Support Questions
Find answers, ask questions, and share your expertise
Announcements
Check out our newest addition to the community, the Cloudera Innovation Accelerator group hub.

Hive/HDFS issues when primary namenode shut down.

New Contributor

I have recently enabled NameNode HA, ResourceManager HA, and Hive HA on an HDP 2.6 cluster by following the instructions provided here:  https://docs.cloudera.com/HDPDocuments/Ambari-2.5.1.0/bk_ambari-operations/content/ch_managing_servi....

 

Everything continues to work fine if I stop all HDP components on host where the primary NameNode and ResourceManager are running by logging into Ambari, selecting that host, and then selecting the Host Action "Stop All Components".  But as soon as I power down that host, beeline requests become intolerably slow.  For example, a beeline request for "show tables;" takes about 20 minutes to complete.  The request will hang at this point for an extended period of time:

Setting property: [silent, false]
issuing: !connect jdbc:hive2://nn2:10000/intrepid hdfs [passwd stripped]
Connecting to jdbc:hive2://nn2:10000/intrepid

(nn2 is the host name where the standby NameNode is running.)

 

After a long while, the following output will appear:

Connected to: Apache Hive (version 1.2.1000.2.6.0.3-8)
Driver: Hive JDBC (version 1.2.1000.2.6.0.3-8)
Transaction isolation: TRANSACTION_REPEATABLE_READ
Executing command: show tables;

and shortly afterward the command will complete.

 

As soon as I power up the primary NameNode host, everything works normally again even though all of the HDP components on that host remain stopped.

 

Please advise.

1 ACCEPTED SOLUTION

New Contributor

Issue was resolved by setting dfs.client.failover.proxy.provider to org.apache.hadoop.hdfs.server.namenode.ha.RequestHedgingProxyProvider in the HDFS Custom hdfs-site settings.

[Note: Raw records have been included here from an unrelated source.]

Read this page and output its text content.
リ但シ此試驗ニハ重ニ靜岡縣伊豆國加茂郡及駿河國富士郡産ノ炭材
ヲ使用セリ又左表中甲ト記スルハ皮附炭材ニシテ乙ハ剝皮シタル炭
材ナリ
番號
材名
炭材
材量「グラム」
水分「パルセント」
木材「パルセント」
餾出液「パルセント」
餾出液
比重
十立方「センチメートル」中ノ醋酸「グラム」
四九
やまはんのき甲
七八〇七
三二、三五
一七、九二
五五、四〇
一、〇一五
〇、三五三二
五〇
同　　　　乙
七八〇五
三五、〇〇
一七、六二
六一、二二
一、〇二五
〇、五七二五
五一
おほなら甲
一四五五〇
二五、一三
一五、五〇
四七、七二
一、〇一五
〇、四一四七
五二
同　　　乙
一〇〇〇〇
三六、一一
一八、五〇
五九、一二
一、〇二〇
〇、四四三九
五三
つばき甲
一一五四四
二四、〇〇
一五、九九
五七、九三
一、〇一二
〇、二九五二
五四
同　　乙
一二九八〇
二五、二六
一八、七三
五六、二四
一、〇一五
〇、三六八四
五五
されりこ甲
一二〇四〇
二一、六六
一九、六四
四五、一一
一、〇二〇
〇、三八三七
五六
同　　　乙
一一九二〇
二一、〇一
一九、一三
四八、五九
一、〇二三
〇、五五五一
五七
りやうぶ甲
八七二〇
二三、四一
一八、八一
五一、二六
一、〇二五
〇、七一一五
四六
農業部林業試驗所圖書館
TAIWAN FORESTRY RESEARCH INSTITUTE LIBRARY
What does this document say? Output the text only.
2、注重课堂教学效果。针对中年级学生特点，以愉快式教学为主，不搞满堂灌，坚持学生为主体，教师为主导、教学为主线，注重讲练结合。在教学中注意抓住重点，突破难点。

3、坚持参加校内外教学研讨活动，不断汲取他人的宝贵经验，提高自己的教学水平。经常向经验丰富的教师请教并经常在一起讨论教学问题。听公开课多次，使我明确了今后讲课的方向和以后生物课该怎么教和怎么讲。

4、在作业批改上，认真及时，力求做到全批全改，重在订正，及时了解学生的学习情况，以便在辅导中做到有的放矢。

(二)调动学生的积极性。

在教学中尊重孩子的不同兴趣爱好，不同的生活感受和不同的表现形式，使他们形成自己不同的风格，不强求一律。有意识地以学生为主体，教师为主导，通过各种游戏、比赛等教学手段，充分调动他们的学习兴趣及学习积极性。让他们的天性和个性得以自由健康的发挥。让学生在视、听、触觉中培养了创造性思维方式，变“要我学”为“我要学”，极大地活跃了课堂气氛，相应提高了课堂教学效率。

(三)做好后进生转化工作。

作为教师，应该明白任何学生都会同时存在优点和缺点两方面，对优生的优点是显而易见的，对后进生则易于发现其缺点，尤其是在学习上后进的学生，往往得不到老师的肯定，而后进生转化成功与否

View solution in original post

2 REPLIES 2

New Contributor

After enabling log4j for beeline, it appears that this issue is caused by delays when transport.TSaslTransport tries to write data:

19/10/16 13:03:49 [main]: DEBUG transport.TSaslTransport: writing data length: 72
19/10/16 13:06:11 [main]: DEBUG transport.TSaslTransport: CLIENT: reading data length: 109

but I am unable to determine the cause of these delays. 

New Contributor

Issue was resolved by setting dfs.client.failover.proxy.provider to org.apache.hadoop.hdfs.server.namenode.ha.RequestHedgingProxyProvider in the HDFS Custom hdfs-site settings.